I spent the last couple of weeks wrapping my brain around a theory supplied by reader Sam Lorber (and his daughter, Emily) that the nine episodes of this season were each supposed to represent one of the nine circles of Hell from Dante's "The Divine Comedy."

Told of the theory, Chase laughed and said, "No."

Since Butchie was introduced as a guy who was pushing Phil to take out Tony, why did he turn on Phil and negotiate peace with Tony?

"I think Butch was an intelligent guy; he began to see that there was no need for it, that Phil's feelings were all caught up in what was esentially a convoluted personal grudge."

Not from Chase, but I feel the need to debunk the e-mail that's making the rounds about all the Holsten's patrons being characters from earlier in the series. The actor playing Members Only guy had never been on the show; Tony killed at least one, if not both, of his carjackers; and there are about 17 other things wrong with this popular but incorrect theory.

Monday, June 11, 2007

My dvr is not broken thank you very much

Explanation for the series ending Sopranos blackout:


People in the diner in The Sopranos last night:

- Guy at counter was Nicky Leotardo, Phil's nephew
- 2 black guys were the ones that tried to shoot Tony in an earlier season
but missed and clipped his ear.
- The truck driver was the brother of someone robbed and killed by
Christopher in season 2.
- Cub scouts were witnesses in the train store when Bobby got shot.
- Do you remember the convo that Bobby and Tony had two episodes in the boat, about getting whacked? He said if you were to get whacked, you would never see it coming and it would just be like everything would go black all of a sudden...

Thursday, June 7, 2007

Wine at a premium

Ok, I was kidding about the crack dealer hedge fund. But this is for real and apparently successful: The Fine Wine Fund.

Wednesday, June 6, 2007

Redemption

It was pretty universally accepted that Rick Barnes aggressively screwed up his team's chances in the NCAA tournament even though he had the best college basketball player in history. And indeed, "Watching Barnes manage the second half of the Kansas game was like watching Principal Ed Rooney handle the Ferris Bueller situation." However, the man made quite a comeback today in my book with this gem on his ex-ass-saver Kevin Durant and the whispers that Durant's stock was dropping because he showed up to pre-draft workouts weak and out of shape:

"If people question his strength, they're stupid," Barnes said Tuesday. "If they are looking for weight lifters to come out of Texas, that's not what we're producing. There are a lot of guys who can bench press 300 pounds in the NBA who couldn't play dead in a cowboy movie. Kevin's the best player in the draft – period, at any position."
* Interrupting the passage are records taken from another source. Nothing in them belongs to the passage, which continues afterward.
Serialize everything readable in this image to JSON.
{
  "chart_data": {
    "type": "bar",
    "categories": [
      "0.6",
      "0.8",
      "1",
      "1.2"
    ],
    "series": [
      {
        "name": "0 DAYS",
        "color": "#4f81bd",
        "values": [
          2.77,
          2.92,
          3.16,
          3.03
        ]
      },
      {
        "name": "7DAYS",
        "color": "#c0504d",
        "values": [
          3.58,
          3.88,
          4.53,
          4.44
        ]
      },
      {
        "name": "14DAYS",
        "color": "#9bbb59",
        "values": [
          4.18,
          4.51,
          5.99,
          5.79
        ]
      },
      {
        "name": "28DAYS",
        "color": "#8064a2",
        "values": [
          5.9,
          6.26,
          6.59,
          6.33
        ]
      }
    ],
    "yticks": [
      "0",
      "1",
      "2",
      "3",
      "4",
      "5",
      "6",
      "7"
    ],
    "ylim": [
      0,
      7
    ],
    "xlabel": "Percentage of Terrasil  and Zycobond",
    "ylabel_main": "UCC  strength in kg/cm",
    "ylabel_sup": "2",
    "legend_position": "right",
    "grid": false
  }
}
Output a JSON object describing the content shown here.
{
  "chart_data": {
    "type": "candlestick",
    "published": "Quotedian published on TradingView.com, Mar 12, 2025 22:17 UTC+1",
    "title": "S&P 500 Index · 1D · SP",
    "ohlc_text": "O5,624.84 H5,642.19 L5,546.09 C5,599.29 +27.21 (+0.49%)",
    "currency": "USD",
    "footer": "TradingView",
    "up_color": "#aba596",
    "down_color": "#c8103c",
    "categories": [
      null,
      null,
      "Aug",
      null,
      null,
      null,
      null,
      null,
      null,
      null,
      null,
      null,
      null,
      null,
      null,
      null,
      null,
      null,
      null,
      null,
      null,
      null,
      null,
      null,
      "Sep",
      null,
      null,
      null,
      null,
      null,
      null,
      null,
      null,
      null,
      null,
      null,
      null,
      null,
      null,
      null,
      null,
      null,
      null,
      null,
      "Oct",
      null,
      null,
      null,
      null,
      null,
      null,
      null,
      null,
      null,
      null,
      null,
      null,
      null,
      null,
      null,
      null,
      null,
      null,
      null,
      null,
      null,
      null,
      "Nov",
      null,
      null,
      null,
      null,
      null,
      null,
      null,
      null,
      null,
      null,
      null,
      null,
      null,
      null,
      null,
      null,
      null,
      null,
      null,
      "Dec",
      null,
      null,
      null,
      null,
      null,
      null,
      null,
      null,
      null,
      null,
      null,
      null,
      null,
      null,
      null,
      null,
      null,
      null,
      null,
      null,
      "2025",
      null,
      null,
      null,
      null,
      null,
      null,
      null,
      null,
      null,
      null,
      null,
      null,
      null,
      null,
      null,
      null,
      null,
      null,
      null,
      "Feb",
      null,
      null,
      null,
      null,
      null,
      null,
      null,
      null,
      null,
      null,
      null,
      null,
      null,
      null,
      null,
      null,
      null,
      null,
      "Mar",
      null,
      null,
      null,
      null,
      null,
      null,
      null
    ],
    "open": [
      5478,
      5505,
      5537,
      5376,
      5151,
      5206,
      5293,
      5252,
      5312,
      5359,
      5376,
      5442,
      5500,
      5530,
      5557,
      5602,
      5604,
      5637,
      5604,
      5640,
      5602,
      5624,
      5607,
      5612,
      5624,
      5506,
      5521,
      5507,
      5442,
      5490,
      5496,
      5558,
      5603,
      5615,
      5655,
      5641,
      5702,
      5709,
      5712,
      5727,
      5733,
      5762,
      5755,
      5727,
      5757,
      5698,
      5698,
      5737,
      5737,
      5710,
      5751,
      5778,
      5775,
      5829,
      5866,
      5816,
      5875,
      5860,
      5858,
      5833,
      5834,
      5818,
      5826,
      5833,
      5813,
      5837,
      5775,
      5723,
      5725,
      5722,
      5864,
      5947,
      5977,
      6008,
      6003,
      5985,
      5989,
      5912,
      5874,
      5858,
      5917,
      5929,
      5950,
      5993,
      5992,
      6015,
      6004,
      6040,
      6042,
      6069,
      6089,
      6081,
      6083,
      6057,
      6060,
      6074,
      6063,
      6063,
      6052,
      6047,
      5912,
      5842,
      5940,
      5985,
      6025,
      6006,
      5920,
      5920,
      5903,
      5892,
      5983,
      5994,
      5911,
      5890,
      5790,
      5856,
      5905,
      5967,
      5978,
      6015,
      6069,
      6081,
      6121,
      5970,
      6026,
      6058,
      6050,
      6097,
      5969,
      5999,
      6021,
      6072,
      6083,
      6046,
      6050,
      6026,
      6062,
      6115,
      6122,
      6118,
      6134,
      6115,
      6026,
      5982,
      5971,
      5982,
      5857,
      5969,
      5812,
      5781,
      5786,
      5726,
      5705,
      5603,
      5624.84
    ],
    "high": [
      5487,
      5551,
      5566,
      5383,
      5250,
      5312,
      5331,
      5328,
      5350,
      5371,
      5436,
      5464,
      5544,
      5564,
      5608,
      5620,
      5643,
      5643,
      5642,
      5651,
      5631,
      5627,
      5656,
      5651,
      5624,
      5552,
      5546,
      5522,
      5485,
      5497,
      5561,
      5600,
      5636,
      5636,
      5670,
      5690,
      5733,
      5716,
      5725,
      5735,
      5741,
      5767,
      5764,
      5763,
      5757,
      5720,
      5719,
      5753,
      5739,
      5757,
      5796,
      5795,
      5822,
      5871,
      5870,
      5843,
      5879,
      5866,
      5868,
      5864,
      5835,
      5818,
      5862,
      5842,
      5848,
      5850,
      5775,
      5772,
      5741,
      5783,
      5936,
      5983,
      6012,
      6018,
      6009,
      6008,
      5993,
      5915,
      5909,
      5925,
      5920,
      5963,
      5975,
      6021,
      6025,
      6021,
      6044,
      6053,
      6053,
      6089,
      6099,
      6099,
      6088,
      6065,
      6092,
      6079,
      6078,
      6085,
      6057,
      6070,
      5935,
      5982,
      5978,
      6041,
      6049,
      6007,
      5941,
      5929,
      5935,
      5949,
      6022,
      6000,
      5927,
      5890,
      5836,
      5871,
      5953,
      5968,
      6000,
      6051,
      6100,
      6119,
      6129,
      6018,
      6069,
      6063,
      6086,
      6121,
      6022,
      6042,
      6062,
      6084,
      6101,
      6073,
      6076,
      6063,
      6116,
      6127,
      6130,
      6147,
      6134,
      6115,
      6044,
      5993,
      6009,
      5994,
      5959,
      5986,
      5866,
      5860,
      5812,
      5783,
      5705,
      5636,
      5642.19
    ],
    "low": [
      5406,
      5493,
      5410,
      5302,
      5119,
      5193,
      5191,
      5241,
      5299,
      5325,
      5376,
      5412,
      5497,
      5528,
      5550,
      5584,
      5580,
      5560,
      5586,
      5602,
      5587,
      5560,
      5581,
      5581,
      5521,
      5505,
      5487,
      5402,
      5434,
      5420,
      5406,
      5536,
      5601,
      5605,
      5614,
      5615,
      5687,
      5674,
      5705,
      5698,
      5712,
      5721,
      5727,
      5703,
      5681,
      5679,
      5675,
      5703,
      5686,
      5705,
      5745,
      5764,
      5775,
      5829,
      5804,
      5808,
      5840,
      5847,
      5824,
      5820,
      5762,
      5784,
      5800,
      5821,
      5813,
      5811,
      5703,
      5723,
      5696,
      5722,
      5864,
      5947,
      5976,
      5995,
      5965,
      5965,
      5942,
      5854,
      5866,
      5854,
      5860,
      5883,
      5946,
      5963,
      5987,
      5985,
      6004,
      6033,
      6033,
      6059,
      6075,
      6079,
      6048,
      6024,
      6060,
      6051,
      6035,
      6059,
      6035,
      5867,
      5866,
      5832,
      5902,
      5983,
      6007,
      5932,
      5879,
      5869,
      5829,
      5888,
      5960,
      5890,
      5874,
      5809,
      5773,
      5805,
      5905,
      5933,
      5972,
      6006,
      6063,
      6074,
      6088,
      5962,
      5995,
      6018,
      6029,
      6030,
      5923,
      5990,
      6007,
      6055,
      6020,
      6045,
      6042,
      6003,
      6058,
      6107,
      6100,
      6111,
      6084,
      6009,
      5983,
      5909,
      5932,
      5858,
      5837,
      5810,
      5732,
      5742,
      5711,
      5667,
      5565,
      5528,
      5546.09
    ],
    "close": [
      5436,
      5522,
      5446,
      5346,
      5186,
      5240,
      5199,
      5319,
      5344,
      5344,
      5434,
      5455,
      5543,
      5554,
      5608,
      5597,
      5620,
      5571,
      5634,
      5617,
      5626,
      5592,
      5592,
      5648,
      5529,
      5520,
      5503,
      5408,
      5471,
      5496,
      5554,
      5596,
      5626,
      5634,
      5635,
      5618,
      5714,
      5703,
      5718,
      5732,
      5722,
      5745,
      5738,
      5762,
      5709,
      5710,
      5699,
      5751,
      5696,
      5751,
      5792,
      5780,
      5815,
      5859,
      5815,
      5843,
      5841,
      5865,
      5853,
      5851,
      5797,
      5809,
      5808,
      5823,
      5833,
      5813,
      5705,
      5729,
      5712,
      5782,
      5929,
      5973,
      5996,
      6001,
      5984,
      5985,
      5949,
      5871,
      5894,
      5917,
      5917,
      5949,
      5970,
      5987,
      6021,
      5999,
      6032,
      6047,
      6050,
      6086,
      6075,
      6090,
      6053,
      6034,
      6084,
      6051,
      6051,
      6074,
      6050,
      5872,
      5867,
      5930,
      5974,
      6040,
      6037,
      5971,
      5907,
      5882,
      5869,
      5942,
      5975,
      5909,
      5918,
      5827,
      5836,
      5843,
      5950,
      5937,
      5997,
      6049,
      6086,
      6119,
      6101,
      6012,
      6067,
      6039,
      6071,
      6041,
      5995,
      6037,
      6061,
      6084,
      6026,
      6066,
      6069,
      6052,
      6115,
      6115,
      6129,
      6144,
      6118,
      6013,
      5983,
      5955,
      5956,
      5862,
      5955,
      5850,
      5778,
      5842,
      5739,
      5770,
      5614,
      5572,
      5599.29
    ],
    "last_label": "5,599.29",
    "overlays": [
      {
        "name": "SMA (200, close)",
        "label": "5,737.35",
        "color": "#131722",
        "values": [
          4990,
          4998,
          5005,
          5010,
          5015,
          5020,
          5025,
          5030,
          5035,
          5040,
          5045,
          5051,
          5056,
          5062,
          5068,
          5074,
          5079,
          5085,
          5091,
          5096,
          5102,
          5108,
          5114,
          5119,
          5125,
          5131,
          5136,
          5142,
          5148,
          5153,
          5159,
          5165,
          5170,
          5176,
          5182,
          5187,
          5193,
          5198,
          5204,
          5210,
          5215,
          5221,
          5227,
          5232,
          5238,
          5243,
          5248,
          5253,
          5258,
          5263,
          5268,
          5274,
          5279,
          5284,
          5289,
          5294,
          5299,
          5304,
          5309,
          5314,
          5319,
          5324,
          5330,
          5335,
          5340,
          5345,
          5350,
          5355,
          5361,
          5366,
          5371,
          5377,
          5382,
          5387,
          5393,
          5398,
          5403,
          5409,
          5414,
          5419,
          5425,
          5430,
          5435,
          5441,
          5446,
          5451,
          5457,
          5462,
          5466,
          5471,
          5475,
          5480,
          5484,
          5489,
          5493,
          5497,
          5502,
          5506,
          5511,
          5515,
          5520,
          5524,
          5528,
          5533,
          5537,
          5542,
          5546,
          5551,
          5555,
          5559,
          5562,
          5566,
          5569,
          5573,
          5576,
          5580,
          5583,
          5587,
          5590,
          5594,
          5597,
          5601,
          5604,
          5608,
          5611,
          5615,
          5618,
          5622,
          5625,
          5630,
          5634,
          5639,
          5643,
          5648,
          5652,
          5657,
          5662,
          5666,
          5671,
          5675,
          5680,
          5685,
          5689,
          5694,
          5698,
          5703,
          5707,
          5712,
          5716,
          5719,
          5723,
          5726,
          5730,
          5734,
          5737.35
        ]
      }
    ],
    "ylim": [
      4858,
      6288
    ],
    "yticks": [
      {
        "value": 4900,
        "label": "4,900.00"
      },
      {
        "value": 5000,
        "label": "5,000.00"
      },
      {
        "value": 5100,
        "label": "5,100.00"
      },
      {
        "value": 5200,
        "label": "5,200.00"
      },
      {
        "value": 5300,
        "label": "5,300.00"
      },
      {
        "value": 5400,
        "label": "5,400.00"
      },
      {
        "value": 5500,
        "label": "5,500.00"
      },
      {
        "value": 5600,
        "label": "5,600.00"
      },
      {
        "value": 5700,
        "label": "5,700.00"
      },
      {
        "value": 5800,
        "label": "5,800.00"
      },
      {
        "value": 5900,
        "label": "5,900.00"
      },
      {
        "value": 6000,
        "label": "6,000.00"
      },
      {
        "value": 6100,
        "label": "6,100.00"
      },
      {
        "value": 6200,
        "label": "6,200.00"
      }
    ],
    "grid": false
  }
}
That is an aggressively true statement. Nice job Rick.

Tuesday, June 5, 2007

Scary image of the day

Greenspan, 81, said he wrote "The Age of Turbulence: Adventures in a New World" in longhand in the bathtub -- an old habit after a back injury years ago.

Size Matters!

I mean economies of scale silly. Anyways, diehard Zone readers have alerted me to AdultVest, "The world's first and only investment community designed specifically for the adult industry!" And they are about to launch a hedge fund to originate loans for ever-expanding adult-entertainment club networks. I swear, some aspiring entrepeneur is going to launch a hedge fund soon backing underfollowed crack dealers.

Monday, June 4, 2007

Gaaaaary

Gary Sheffield is a crazy human being. In a Dark Alley Poll, he ranks near the top of instant killers to avoid. That wild look he gets in his eyes makes one want to pee his and/or her pants. Anyways, his militancy continues. But in the midst of his neverending us against them shtick, a larger point sticks out: holy crap, only 8.5% of MLB players are African-American. By my count there are only two African-American starting pitchers in the whole league (Dontrelle and CC Sabathia). The league runs baseball academies off back roads in the Dominican (think Pedro under a mango tree) but they've got nothing similar in Chicago or New York. Why don't we ever hear about this?

The yuppies are coming!

Or in the case of my roommates and I, the yuppies have already arrived. This building is going up a couple blocks from me in Williamsburg. Please check out the delicious comments section, specifically #9.